Absatzzahlen stützen den Kurs – Verbrenner-Aus läuft

Die Erweiterung kommt nicht aus dem Nichts: Im Geschäftsjahr 2025 lieferte Porsche weltweit 84.328 Macan aus. Davon entfielen 45.367 Fahrzeuge auf die elektrische Variante – das entspricht 53,8% und unterstreicht den Umbau der Baureihe.
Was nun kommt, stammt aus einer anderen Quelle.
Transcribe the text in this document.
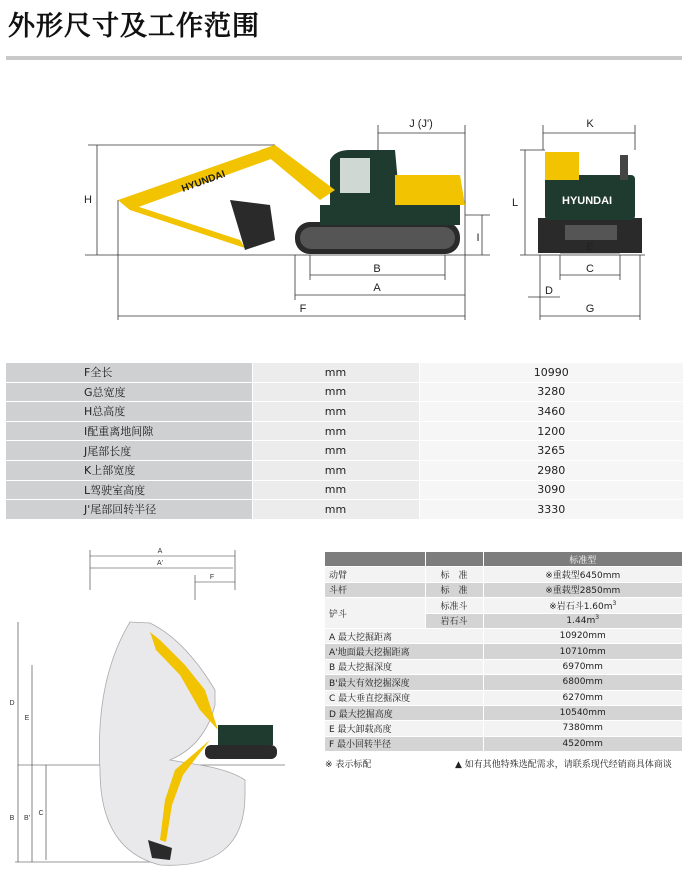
外形尺寸及工作范围
H
J (J')
B
A
F
I
K
L
E
C
D
G
HYUNDAI
HYUNDAI
F全长	mm	10990
G总宽度	mm	3280
H总高度	mm	3460
I配重离地间隙	mm	1200
J尾部长度	mm	3265
K上部宽度	mm	2980
L驾驶室高度	mm	3090
J'尾部回转半径	mm	3330
A
A'
F
D
E
B B'
C
		标准型
动臂	标　准	※重载型6450mm
斗杆	标　准	※重载型2850mm
铲斗	标准斗	※岩石斗$1.60m^3$
	岩石斗	$1.44m^3$
A 最大挖掘距离		10920mm
A'地面最大挖掘距离		10710mm
B 最大挖掘深度		6970mm
B'最大有效挖掘深度		6800mm
C 最大垂直挖掘深度		6270mm
D 最大挖掘高度		10540mm
E 最大卸载高度		7380mm
F 最小回转半径		4520mm
※ 表示标配	▲ 如有其他特殊选配需求，请联系现代经销商具体商谈
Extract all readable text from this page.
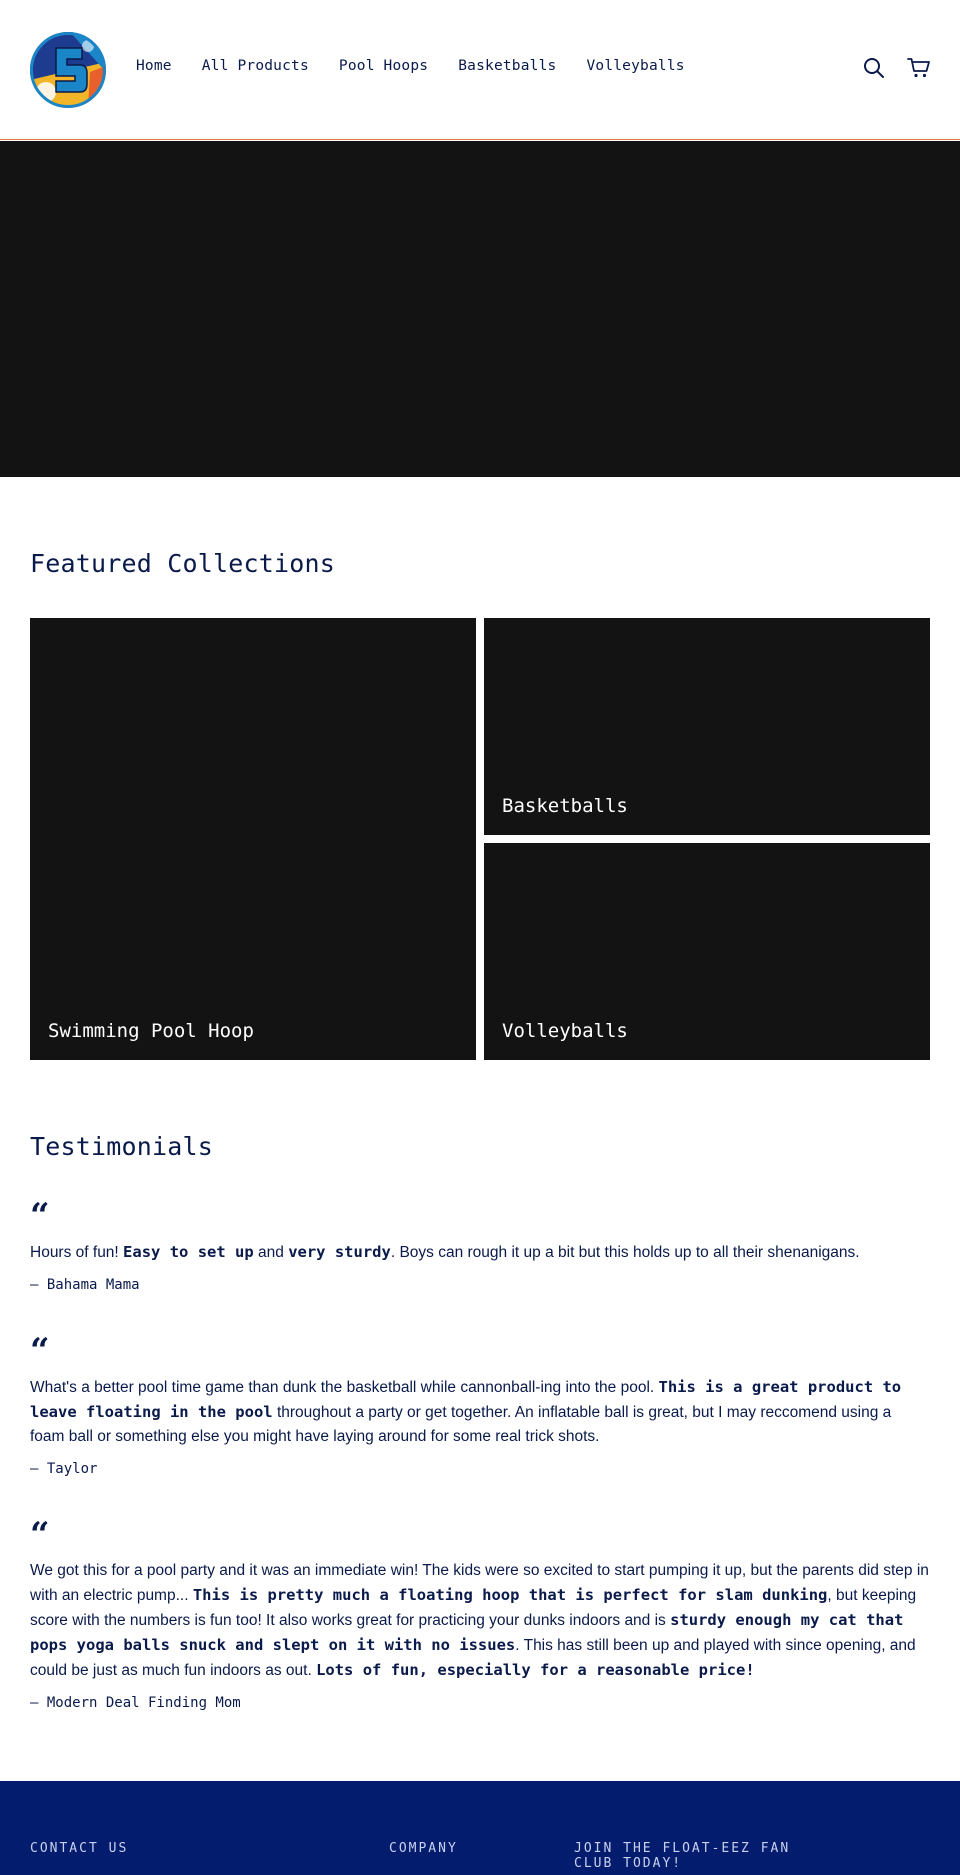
Home All Products Pool Hoops Basketballs Volleyballs
Featured Collections
Swimming Pool Hoop
Basketballs
Volleyballs
Testimonials
“

Hours of fun! Easy to set up and very sturdy. Boys can rough it up a bit but this holds up to all their shenanigans.

— Bahama Mama
“

What's a better pool time game than dunk the basketball while cannonball-ing into the pool. This is a great product to leave floating in the pool throughout a party or get together. An inflatable ball is great, but I may reccomend using a foam ball or something else you might have laying around for some real trick shots.

— Taylor
“

We got this for a pool party and it was an immediate win! The kids were so excited to start pumping it up, but the parents did step in with an electric pump... This is pretty much a floating hoop that is perfect for slam dunking, but keeping score with the numbers is fun too! It also works great for practicing your dunks indoors and is sturdy enough my cat that pops yoga balls snuck and slept on it with no issues. This has still been up and played with since opening, and could be just as much fun indoors as out. Lots of fun, especially for a reasonable price!

— Modern Deal Finding Mom
CONTACT US	COMPANY	JOIN THE FLOAT-EEZ FAN CLUB TODAY!
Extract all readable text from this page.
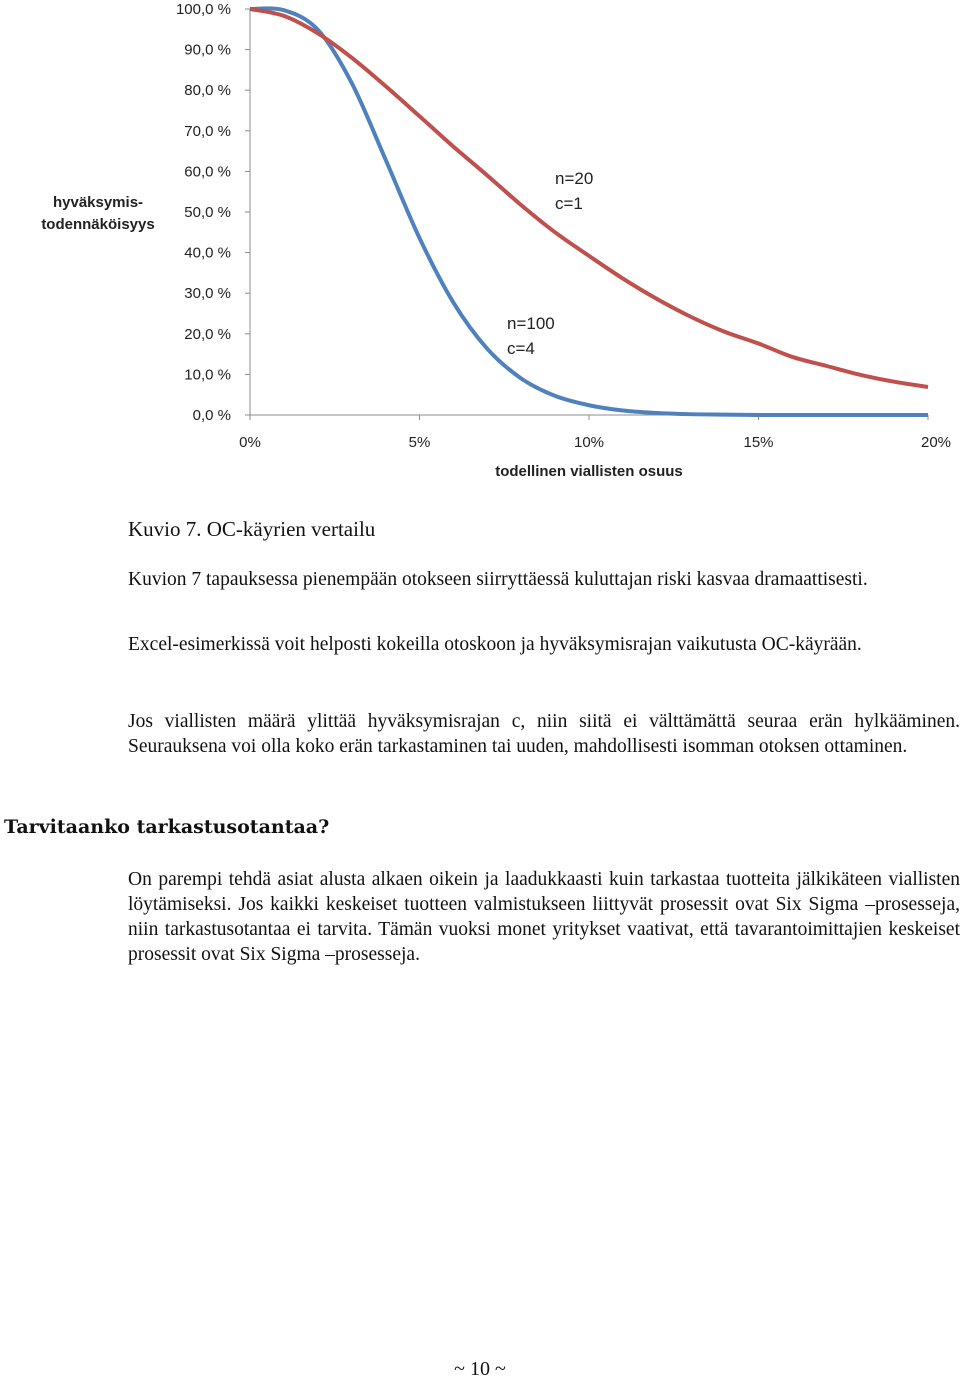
100,0 %
90,0 %
80,0 %
70,0 %
60,0 %
50,0 %
40,0 %
30,0 %
20,0 %
10,0 %
0,0 %
0%	5%	10%	15%	20%
hyväksymis-
todennäköisyys
todellinen viallisten osuus
n=20
c=1
n=100
c=4
Kuvio 7. OC-käyrien vertailu
Kuvion 7 tapauksessa pienempään otokseen siirryttäessä kuluttajan riski kasvaa dramaattisesti.
Excel-esimerkissä voit helposti kokeilla otoskoon ja hyväksymisrajan vaikutusta OC-käyrään.
Jos viallisten määrä ylittää hyväksymisrajan c, niin siitä ei välttämättä seuraa erän hylkääminen. Seurauksena voi olla koko erän tarkastaminen tai uuden, mahdollisesti isomman otoksen ottaminen.
Tarvitaanko tarkastusotantaa?
On parempi tehdä asiat alusta alkaen oikein ja laadukkaasti kuin tarkastaa tuotteita jälkikäteen viallisten löytämiseksi. Jos kaikki keskeiset tuotteen valmistukseen liittyvät prosessit ovat Six Sigma –prosesseja, niin tarkastusotantaa ei tarvita. Tämän vuoksi monet yritykset vaativat, että tavarantoimittajien keskeiset prosessit ovat Six Sigma –prosesseja.
~ 10 ~
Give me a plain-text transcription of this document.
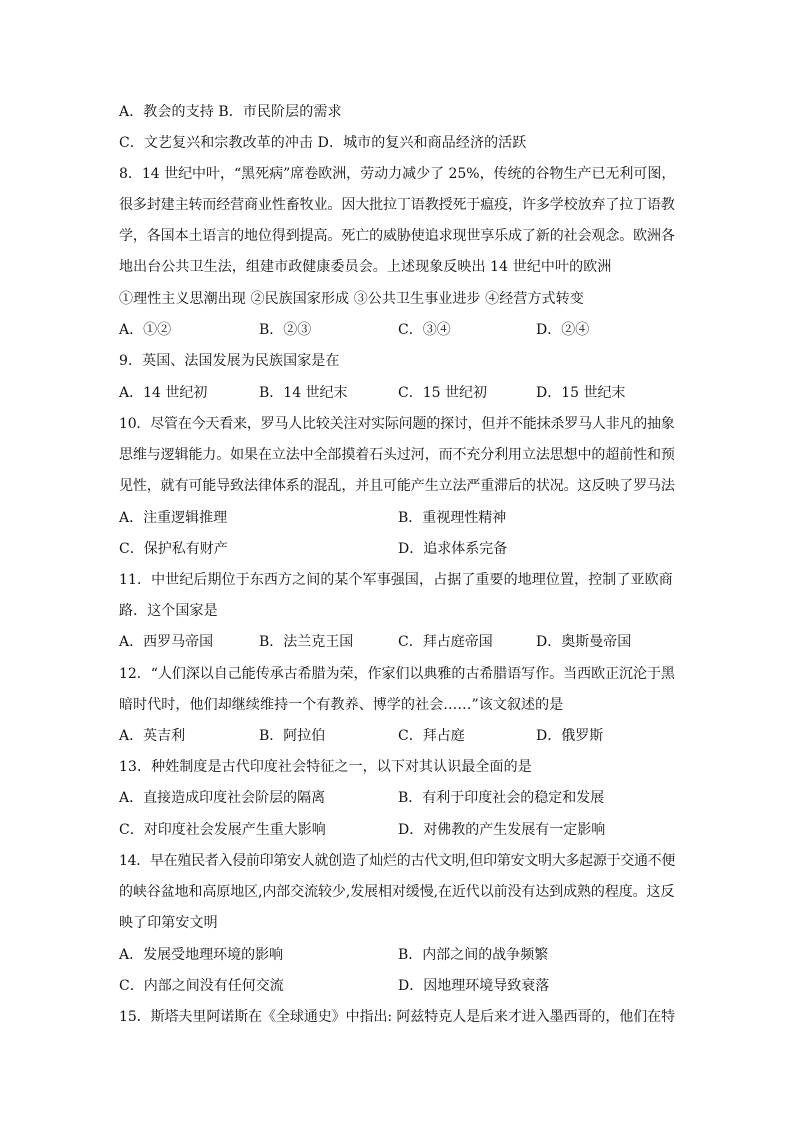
A．教会的支持 B．市民阶层的需求
C．文艺复兴和宗教改革的冲击 D．城市的复兴和商品经济的活跃
8．14 世纪中叶，“黑死病”席卷欧洲，劳动力减少了 25%，传统的谷物生产已无利可图，
很多封建主转而经营商业性畜牧业。因大批拉丁语教授死于瘟疫，许多学校放弃了拉丁语教
学，各国本土语言的地位得到提高。死亡的威胁使追求现世享乐成了新的社会观念。欧洲各
地出台公共卫生法，组建市政健康委员会。上述现象反映出 14 世纪中叶的欧洲
①理性主义思潮出现 ②民族国家形成 ③公共卫生事业进步 ④经营方式转变
A．①②	B．②③	C．③④	D．②④
9．英国、法国发展为民族国家是在
A．14 世纪初	B．14 世纪末	C．15 世纪初	D．15 世纪末
10．尽管在今天看来，罗马人比较关注对实际问题的探讨，但并不能抹杀罗马人非凡的抽象
思维与逻辑能力。如果在立法中全部摸着石头过河，而不充分利用立法思想中的超前性和预
见性，就有可能导致法律体系的混乱，并且可能产生立法严重滞后的状况。这反映了罗马法
A．注重逻辑推理	B．重视理性精神
C．保护私有财产	D．追求体系完备
11．中世纪后期位于东西方之间的某个军事强国，占据了重要的地理位置，控制了亚欧商
路．这个国家是
A．西罗马帝国	B．法兰克王国	C．拜占庭帝国	D．奥斯曼帝国
12．“人们深以自己能传承古希腊为荣，作家们以典雅的古希腊语写作。当西欧正沉沦于黑
暗时代时，他们却继续维持一个有教养、博学的社会……”该文叙述的是
A．英吉利	B．阿拉伯	C．拜占庭	D．俄罗斯
13．种姓制度是古代印度社会特征之一，以下对其认识最全面的是
A．直接造成印度社会阶层的隔离	B．有利于印度社会的稳定和发展
C．对印度社会发展产生重大影响	D．对佛教的产生发展有一定影响
14．早在殖民者入侵前印第安人就创造了灿烂的古代文明,但印第安文明大多起源于交通不便
的峡谷盆地和高原地区,内部交流较少,发展相对缓慢,在近代以前没有达到成熟的程度。这反
映了印第安文明
A．发展受地理环境的影响	B．内部之间的战争频繁
C．内部之间没有任何交流	D．因地理环境导致衰落
15．斯塔夫里阿诺斯在《全球通史》中指出: 阿兹特克人是后来才进入墨西哥的，他们在特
Parallel wird ein Kapitel geschlossen: Die Produktion des bisherigen Verbrenner-Macan endet planmäßig Mitte 2026. Gleichzeitig arbeitet Porsche laut Quelle an einem komplett neuen Kompakt-SUV mit Verbrennungsmotor, das spätestens 2030 kommen soll.

Marktumfeld: Gegenwind für E-Autos in Deutschland

Die Produktstrategie trifft auf ein schwierigeres Umfeld. Der Verband der Automobilhändler Deutschlands (VAD) kritisierte heute die Organisation der neuen E-Auto-Prämie deutlich. Im Handel liege der Auftragseingang derzeit 20% unter Plan, unter anderem wegen verspäteter Antragsplattformen – was Kaufentscheidungen ausbremse.

Zusätzlich stehen europäische Autobauer unter Druck durch neue US-Zölle und wachsende Konkurrenz aus Asien.

Am Markt spiegelt sich die verhaltene Stimmung: Die Porsche-Aktie notiert heute bei 41,30 Euro (-0,67%) und liegt seit Jahresanfang bei -12,89%. Auffällig: Der Kurs bewegt sich nur knapp über dem 52-Wochen-Tief von 39,70 Euro und bleibt unter dem 200-Tage-Durchschnitt (43,79 Euro).

Zum nächsten Meilenstein wird damit, wie sich die Macan-Transformation nach dem Verbrenner-Aus Mitte 2026 in den Bestellungen niederschlägt – zumal Porsche zugleich mit dem GTS gezielt ein weiteres E-Modell ins Premium-Segment schiebt.